The Taiwanese public has been lukewarm about travel to Central America, despite a variety of attractive packages, including ones featuring a so-called Mayan prophecy that predicts the end of the world on Dec. 21 this year, travel agents said yesterday.
It remains hard to sell any Central or South America tour packages due to local people’s unfamiliarity with the region, which is a relatively expensive travel destination, said Lion Travel Service Co, which was attending the ongoing 2012 Taipei International Travel Fair.
“Our ‘Mayan doomsday package’ was canceled because we did not have enough people to form a group,” said Lion Travel’s Mark Yen, who is responsible for developing the company’s markets for the region.
It seems the tour packages, which cost over US$10,000, are too expensive for most people, and senior citizens who are able to afford such holidays are less likely to be “doomsday buffs,” a manager surnamed Hsieh (謝) of Perfect Travel Agency said.

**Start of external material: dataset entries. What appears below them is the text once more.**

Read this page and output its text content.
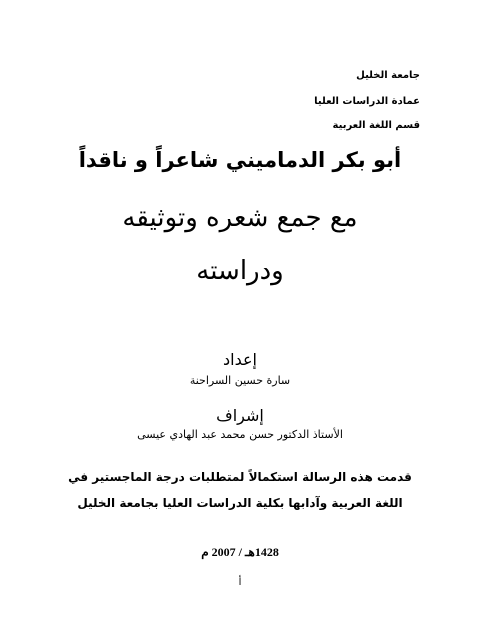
جامعة الخليل
عمادة الدراسات العليا
قسم اللغة العربية
أبو بكر الدماميني شاعراً و ناقداً
مع جمع شعره وتوثيقه
ودراسته
إعداد
سارة حسين السراحنة
إشراف
الأستاذ الدكتور حسن محمد عبد الهادي عيسى
قدمت هذه الرسالة استكمالاً لمتطلبات درجة الماجستير في
اللغة العربية وآدابها بكلية الدراسات العليا بجامعة الخليل
1428هـ / 2007 م
أ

“Concerning cultural travel, Taiwanese people will not usually bother to travel half-way around the world when Angkor Wat in Cambodia is good enough,” he said.
Nonetheless, foreign travel companies still tried hard to tout Mayan tours at the Oct. 26-29 travel fair, which has attracted participation from 60 countries this year.
Luz Maria Martinez Rojas, a tourism representative from the Mexico Tourism Board, said now is the best time to visit Mexico to celebrate the beginning of a “new era” on Dec. 21, based on the Mayan calendar system that claims the world begins a new period every 5,125 years.
“We will hold mega-concerts and group weddings around the winter solstice,” she said, adding that as of last month, Mexico had received more than 60 million visitors.
She said the number of Taiwanese tourists who visited Mexico in the first five months of the year grew by 7 percent year-on-year.